“100% sure” that the inflation rate will soar
A prominent PhD economist has warned that The US economy will be subject to rampant “hyperinflation” at levels rivaling those in Zimbabwe if the Federal Reserve refuses to raise interest rates.
Marc Faber, founder and managing director of Hong Kong-based Marc Faber Ltd., warned Bloomberg News that prices may increase at rates “close to” Zimbabwe’s gains.
“I am 100% sure that the U.S. will go into hyperinflation,” Faber said. “The problem with government debt growing so much is that when the time will come and the Fed should increase interest rates, they will be very reluctant to do so and so inflation will start to accelerate.”

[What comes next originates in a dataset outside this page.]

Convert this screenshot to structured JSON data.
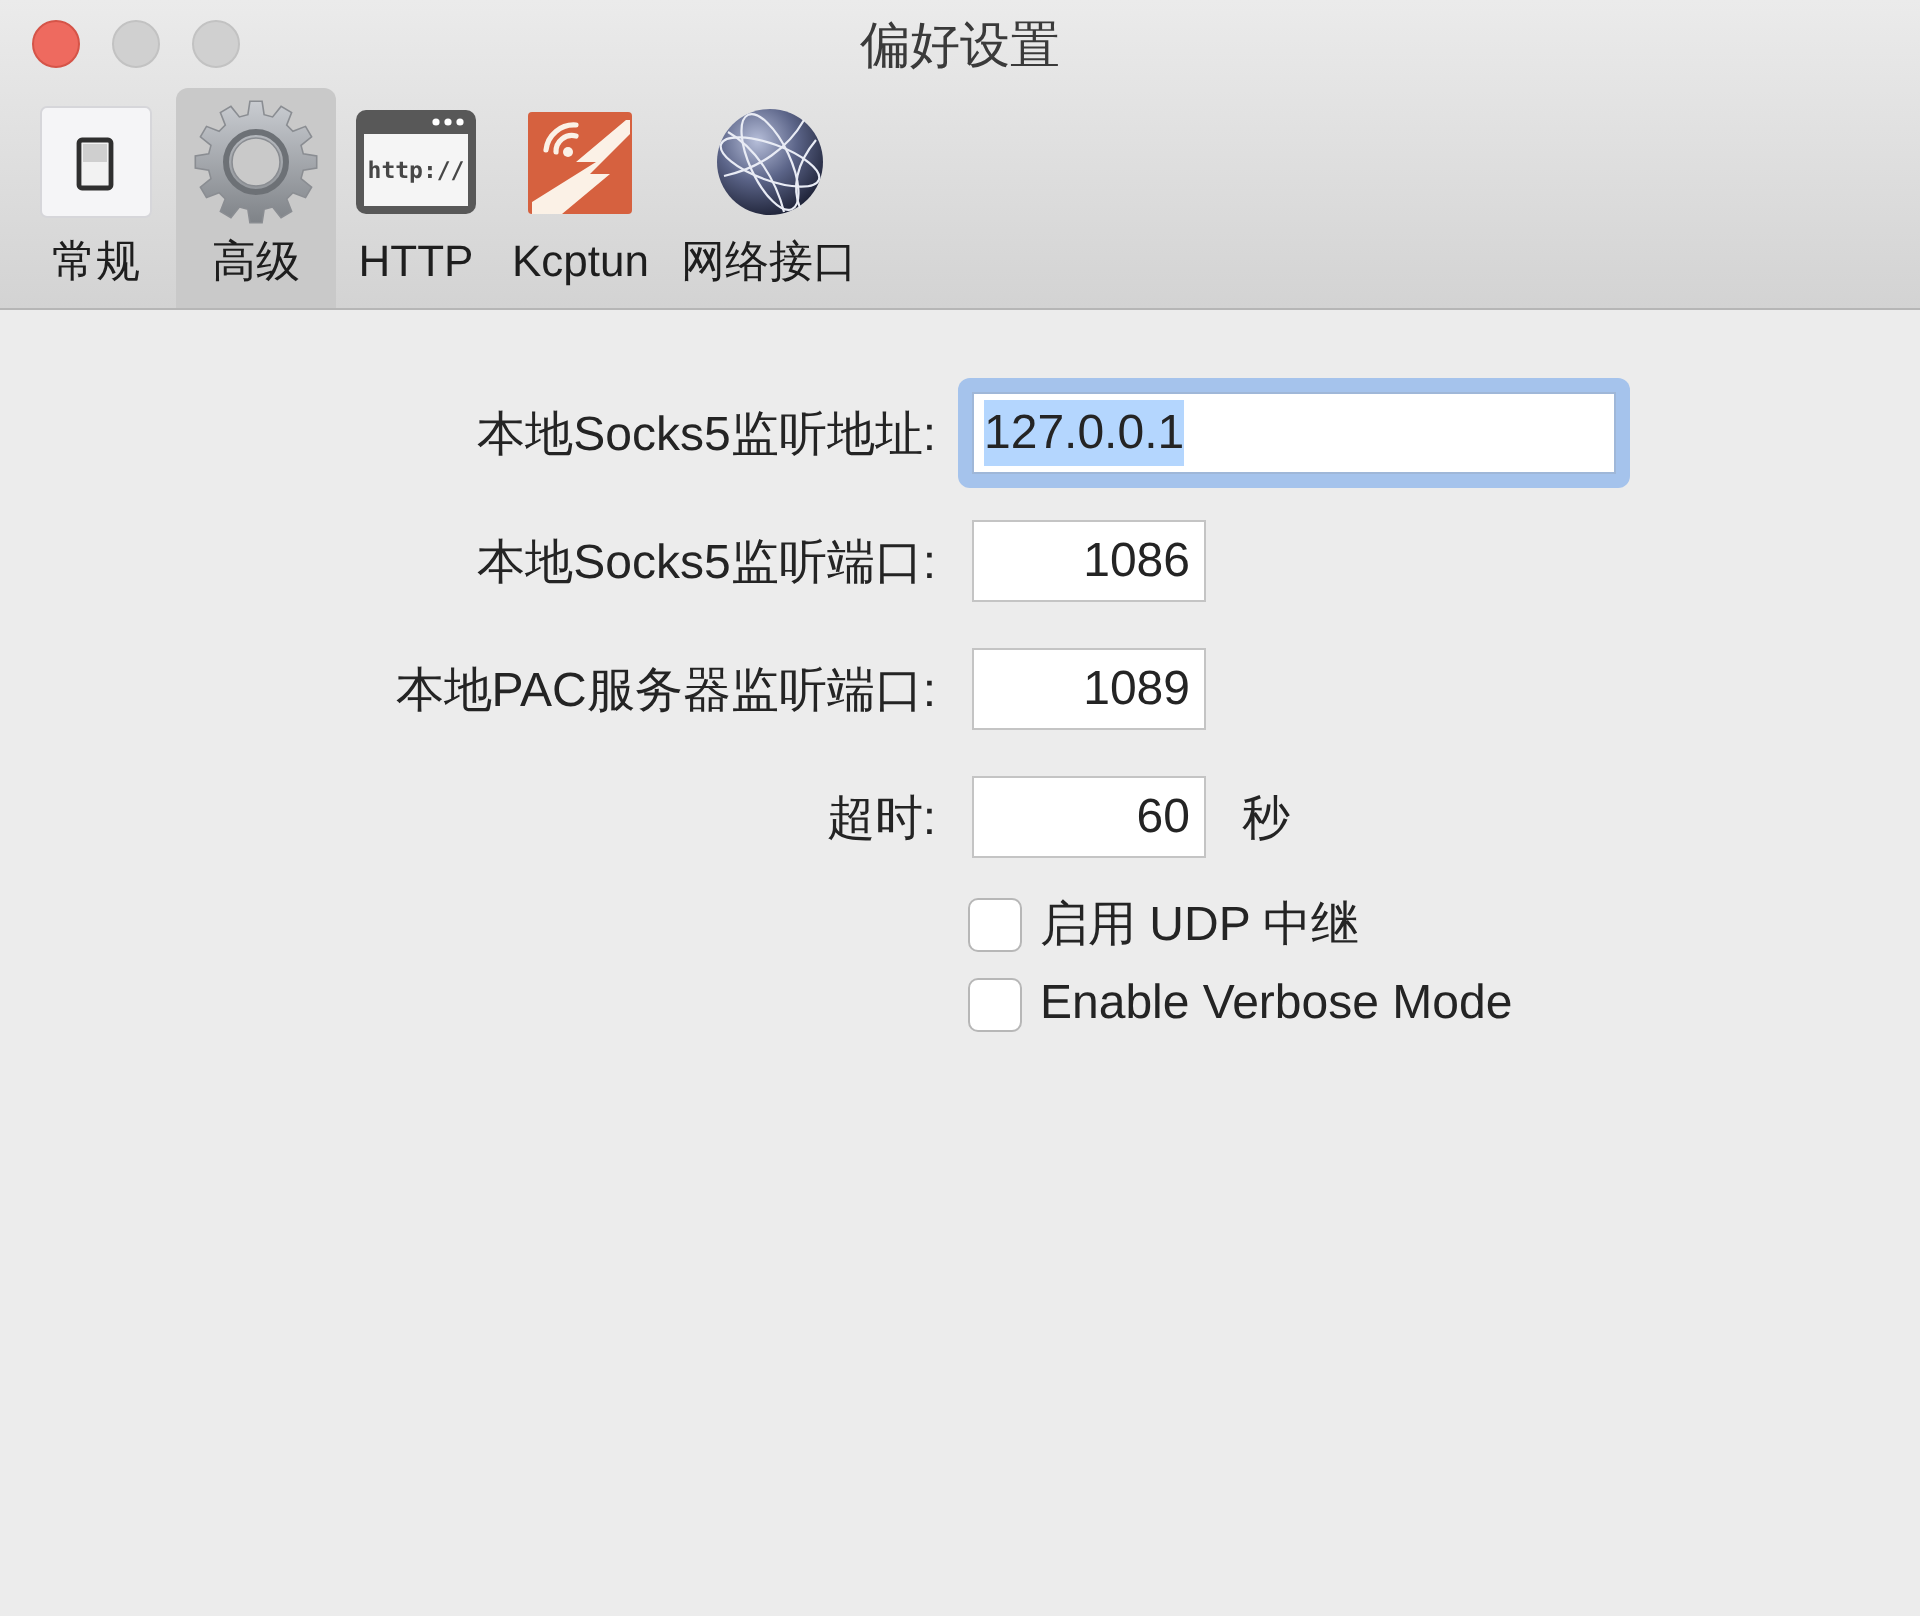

Faber is well respected for accurately predicting both the financial crash of 1987 and the current crisis.
He has previously slammed the bank bailouts and has argued that fiscal stimulation will not work because the financial crisis was caused and prolonged by government intervention in the first place.
He also believes that the current crisis could be far worse than the great depression, precisely because of government interventions, and that eventually the U.S. will go bankrupt.
His latest prediction hits home when you consider that the inflation rate in Zimbabwe has risen to 231,000,000%, effectively rendering the country’s currency worthless and prompting it to print a bank-note worth Z$100bn>, from which you’d be lucky to get change for a loaf of bread.
Hyperinflation has left at least 80% of the Zimbabwean population in abject poverty, facing mass shortages of basic goods.
Faber advised buying gold and told viewers he was adding to his gold investments.